U.S. Threatens Legal Action Against Government Contractors Who Hide Computer System Hacks | #government | #hacking | #cyberattack


The Justice Department could take legal action against government contractors and other companies that receive federal grants if they hide breaches of their cybersystems, the department’s second-highest official said, according to the Associated Press.

Deputy Attorney General Lisa Monaco said Wednesday the department is prepared to sue under the False Claims Act. That statute allows the department to take action against contractors who misuse federal funding by not revealing hacks or have inadequate cybersecurity standards.

The Justice Department will also protect whistleblowers who come forward to report such problems, the AP said.

“For too long, companies have chosen silence under the mistaken belief that it’s less risky to hide a breach than to bring it forward and to report it. Well, that changes today,” Monaco said.

For more reporting from the Associated Press, see below.

U.S. Deputy Attorney General Lisa Monaco said Wednesday the Justice Department is prepared to take legal action against government contractors who hide data breaches. Above, Monaco testifies on renewing and strengthening the Violence Against Women Act during a Senate Judiciary Committee hearing on Tuesday.
Kevin Dietsch/Getty Images

The department’s action, unveiled at the Aspen Cyber Summit, is part of a broader Biden administrative effort to incentivize contractors and private companies to share information with the government about breaches and to bolster their own cybersecurity defenses.

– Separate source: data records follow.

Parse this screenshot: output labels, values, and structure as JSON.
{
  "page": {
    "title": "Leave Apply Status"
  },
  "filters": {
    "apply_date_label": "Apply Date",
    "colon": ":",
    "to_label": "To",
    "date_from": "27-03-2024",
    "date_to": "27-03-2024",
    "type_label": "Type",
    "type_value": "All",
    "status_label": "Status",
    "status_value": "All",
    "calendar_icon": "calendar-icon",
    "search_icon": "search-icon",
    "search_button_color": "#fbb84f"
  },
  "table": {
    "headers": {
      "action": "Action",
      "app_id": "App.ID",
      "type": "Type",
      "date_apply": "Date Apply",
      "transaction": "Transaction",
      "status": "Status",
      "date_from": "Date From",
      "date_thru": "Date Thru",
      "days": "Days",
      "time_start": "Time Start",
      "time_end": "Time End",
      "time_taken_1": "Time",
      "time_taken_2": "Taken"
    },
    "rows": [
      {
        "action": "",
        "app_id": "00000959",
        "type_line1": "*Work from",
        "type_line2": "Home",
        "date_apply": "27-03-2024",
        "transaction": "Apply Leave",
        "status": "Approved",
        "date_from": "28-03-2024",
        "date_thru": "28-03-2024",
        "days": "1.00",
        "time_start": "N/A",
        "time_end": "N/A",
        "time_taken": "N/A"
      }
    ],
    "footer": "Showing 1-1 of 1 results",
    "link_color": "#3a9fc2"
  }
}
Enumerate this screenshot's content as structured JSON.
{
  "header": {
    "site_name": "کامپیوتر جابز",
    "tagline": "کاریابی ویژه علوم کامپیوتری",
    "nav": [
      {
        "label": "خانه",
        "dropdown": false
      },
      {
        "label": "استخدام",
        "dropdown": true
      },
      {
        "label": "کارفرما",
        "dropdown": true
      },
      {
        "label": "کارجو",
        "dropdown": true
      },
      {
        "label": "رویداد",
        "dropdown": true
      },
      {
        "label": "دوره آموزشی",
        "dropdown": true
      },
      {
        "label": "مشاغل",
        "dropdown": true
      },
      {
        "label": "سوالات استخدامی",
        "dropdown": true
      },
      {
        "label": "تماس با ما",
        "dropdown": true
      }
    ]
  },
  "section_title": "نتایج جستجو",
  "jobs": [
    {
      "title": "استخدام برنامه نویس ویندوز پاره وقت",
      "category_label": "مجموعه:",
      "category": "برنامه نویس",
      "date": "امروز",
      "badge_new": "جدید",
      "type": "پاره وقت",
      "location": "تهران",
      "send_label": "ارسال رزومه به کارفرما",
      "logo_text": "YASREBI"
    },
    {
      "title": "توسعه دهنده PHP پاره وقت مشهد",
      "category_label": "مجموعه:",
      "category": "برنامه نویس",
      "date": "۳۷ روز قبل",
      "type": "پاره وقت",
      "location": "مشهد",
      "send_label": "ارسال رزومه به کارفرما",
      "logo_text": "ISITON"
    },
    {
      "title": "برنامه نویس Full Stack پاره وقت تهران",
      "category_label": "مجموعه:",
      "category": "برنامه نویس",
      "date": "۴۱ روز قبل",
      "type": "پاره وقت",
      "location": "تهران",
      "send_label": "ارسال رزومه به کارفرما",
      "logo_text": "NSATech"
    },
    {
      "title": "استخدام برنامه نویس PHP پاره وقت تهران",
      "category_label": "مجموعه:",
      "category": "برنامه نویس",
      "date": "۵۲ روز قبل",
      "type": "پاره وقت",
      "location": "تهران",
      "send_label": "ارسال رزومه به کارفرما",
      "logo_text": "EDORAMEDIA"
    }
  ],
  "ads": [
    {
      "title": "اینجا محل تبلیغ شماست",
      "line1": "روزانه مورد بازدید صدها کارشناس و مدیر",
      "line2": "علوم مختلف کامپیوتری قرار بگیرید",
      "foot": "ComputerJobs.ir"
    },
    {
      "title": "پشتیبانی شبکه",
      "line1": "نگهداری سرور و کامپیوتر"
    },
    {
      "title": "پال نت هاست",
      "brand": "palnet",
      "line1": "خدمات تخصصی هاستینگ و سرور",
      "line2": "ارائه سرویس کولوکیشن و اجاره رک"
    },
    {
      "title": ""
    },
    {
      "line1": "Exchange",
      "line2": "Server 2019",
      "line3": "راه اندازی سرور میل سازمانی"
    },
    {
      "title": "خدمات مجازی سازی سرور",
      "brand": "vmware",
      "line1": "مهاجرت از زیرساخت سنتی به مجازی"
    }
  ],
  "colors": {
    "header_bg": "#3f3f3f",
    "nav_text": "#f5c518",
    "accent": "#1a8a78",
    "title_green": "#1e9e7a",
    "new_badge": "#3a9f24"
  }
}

Officials have repeatedly spoken of the need for better private sector engagement as the government confronts ransomware attacks that in the last year have targeted critical infrastructure and major corporations, including a major fuel pipeline.

The measure underscores the extent to which the government views cyberattacks as harmful not just to an individual company but also to the American public in general, especially given recent attacks against a major fuel pipeline and meat processor.

“Where those who are entrusted with government dollars, who are entrusted to work on sensitive government systems fail to follow required cybersecurity standards, we’re going to go after that behavior and extract very hefty fines,” Monaco said.

Monaco also announced the creation of a new cryptocurrency enforcement team within the department, drawing from experts in cybersecurity and money laundering, aimed at destabilizing the financial ecosystem that drives ransomware attacks and the criminal hacking gangs that carry them out.

The action follows Treasury Department sanctions last month against a Russia-based virtual currency brokerage that officials say helped at least eight ransomware gangs launder virtual currency.

Monaco’s appearance came hours after the publication of a CNBC opinion piece in which she urged Congress to pass legislation creating a national standard for the reporting of significant cyber incidents so that information about digital attacks can be quickly disseminated across the federal government.

Most breaches, she wrote, are not reported to law enforcement, hindering investigations.

“The current gap in reporting hinders the government’s ability to combat not just the ransomware threat, but all cybercriminal activity,” Monaco wrote. “It means we go at it alone, without key insights from our partners in the private sector, and it needs to change, today.”

Separately, Homeland Security Secretary Alejandro Mayorkas said Wednesday that new regulations are coming for railroads and transit entities.

Mayorkas said the Transportation Security Administration this year will issue a security directive that will require railroads and transit entities to comply with new regulations similar to ones issued in May for pipeline operators following a hack that disrupted gas supplies in several states.

What the secretary called “higher risk” railroads and transit entities will be required cybersecurity point person, report incidents to the Cybersecurity and Infrastructure Security Agency and develop a contingency and recovery plan in case of malicious cyberactivity.

Those deemed “low risk” will be subjected to guidance that “encourages” than to take those measures but don’t require it, Mayorkas said in remarks to the Billington Cybersecurity Summit.

He did not specify which railroads or transit entities were in either category.

Deputy Attorney General Lisa Monaco Monaco speaks with reporters during a September 30 news conference.